This is a segue back to the aerial view of Americana. Last week I posted a famous and frightening video of a Peruvian pilot skimming mountaintops en route to an airfield in the Andes. The piloting world is full of tut-tutting about that clip, since the pilot seemed to make the approach more hair's-breadth than he needed to; came in very low across a river before the runway; and touched down on the "displaced threshold" before the runway itself. In any case, all aboard made it, and he looked supremely calm.
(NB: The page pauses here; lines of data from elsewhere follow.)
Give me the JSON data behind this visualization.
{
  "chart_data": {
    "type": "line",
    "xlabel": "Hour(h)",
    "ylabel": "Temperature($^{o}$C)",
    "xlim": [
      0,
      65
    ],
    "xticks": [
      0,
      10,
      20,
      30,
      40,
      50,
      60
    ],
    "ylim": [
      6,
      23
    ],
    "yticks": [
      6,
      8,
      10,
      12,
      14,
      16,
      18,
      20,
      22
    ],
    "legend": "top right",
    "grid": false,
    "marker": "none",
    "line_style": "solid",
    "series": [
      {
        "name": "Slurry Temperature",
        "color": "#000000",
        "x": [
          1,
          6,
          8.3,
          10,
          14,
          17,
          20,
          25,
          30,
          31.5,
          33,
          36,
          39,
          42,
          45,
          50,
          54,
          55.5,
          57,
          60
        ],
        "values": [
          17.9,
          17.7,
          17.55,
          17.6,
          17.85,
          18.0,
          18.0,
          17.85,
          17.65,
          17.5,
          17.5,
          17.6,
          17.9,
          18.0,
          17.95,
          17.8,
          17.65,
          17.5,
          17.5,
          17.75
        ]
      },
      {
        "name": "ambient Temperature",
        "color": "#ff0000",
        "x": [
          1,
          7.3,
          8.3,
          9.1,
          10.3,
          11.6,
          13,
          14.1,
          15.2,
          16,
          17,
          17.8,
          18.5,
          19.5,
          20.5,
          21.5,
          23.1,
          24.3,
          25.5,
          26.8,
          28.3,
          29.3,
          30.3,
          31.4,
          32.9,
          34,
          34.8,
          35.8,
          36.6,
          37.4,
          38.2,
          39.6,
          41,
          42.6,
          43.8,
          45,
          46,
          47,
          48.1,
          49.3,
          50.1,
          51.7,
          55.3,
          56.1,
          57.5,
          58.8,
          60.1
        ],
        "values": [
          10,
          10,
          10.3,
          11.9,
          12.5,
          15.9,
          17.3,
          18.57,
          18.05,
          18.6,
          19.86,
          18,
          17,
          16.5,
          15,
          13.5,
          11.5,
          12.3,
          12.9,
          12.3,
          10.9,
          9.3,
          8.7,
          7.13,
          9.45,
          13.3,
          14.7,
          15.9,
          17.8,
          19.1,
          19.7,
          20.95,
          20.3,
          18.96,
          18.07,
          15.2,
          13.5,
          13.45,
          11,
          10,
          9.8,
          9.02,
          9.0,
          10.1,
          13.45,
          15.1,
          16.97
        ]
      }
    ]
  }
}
The video below, also becoming famous, is both frightening and inspiring. It's of the fire-fighting planes that have been skimming mountaintops to drop retardants on the huge Rim Fire near Yosemite. The whole thing is dramatic, but it intensifies starting around time 4:00.
As you will guess, the repeated "Landing Gear! Landing Gear!" warnings from an automated voice are triggered because the plane, as it prepares for the drop, is going so slowly that its monitoring systems assume it is about to land. More on this effort from California public radio stations here and here.
While I'm at it, below is an interactive map of that fire from our friends at Esri, a version of which Rebecca Rosen posted yesterday.
On the extended aviation theme, he is a static shot of the current version of our route map. Reports on these cities are in the pipeline, with another swing beginning soon.
And here is the scene in central Wyoming, en route from Pinedale to Cheyenne, a few days ago, with nearly clear skies ahead and on the left side of the plane and a rain shower 25 miles off to the right and behind.
For people in the aviation world, below are the METAR reports for Cheyenne at the time. It was a clear, light-wind situation at the airport and others along the VFR route, with dramatic-looking but isolated rain showers visible and avoidable from far away. We were at 9500 feet at this point, with no rain and high ceilings in front of us and to the right.